Site search is taking on more dimensions, such as “SKU sensitivity” that lets shoppers request a particular color or size when searching for a shirt or other product, says Progress Software.
Paul Demery , Chief Technology Editor
Consumers` expectations about the quality of the online shopping experience keep rising, and the providers of site search technology keep refining search and navigation functionality to keep up with that demand. Many of the newer developments in site search are further builds on the blend of search and merchandising, according to Don Harris, EasyAsk product manager at search, navigation and merchandising vendor Progress Software Corp.
Under a concept the company calls “carve outs,” online retailers using EasyAsk can automatically lift a selection of listings out of relevant search results, according to their own business objectives, and feature the grouped items in the display of site search results, Harris says. For example, a retailer might want to flag the new products among the results listings, or the products that can be shipped in time to arrive by a certain date, such as Christmas.

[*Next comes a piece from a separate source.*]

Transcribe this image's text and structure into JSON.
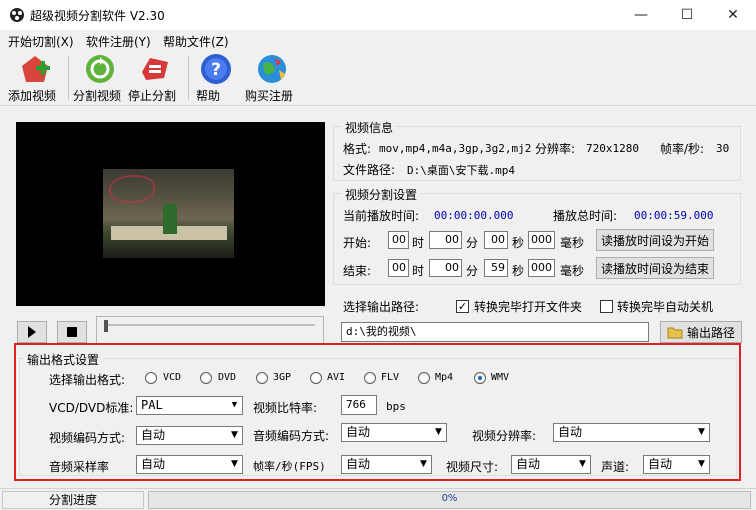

Progress’s EasyAsk also has fine-tuned search results by SKU sensitivity, Harris adds. That is the ability to return search results on products that have multiple SKUs-such as a shirt that comes in small, medium and large, as well as multiple colors for each size-that can incorporate information on the particular status of each SKU. For example, a SKU-sensitive search for a women’s shirt in “small” returns results that show only the color swatches that apply to that size of shirt.
One more trend that is refining site search is functionality that gives sites the ability to redirect customers` searches when a site doesn’t have what the shopper is searching for, Harris notes. For example, if a shopper searches for the brand “Bolle,” but the retailer doesn’t carry it, site search equipped to redirect will return results showing the polarized sunglasses the retailer does carry rather than returning no results. According to Progress, the key to a successful use of this search application is not just automatically redirecting the shopper to the available alternatives, but also letting shoppers know why they are not viewing exactly what they had searched for.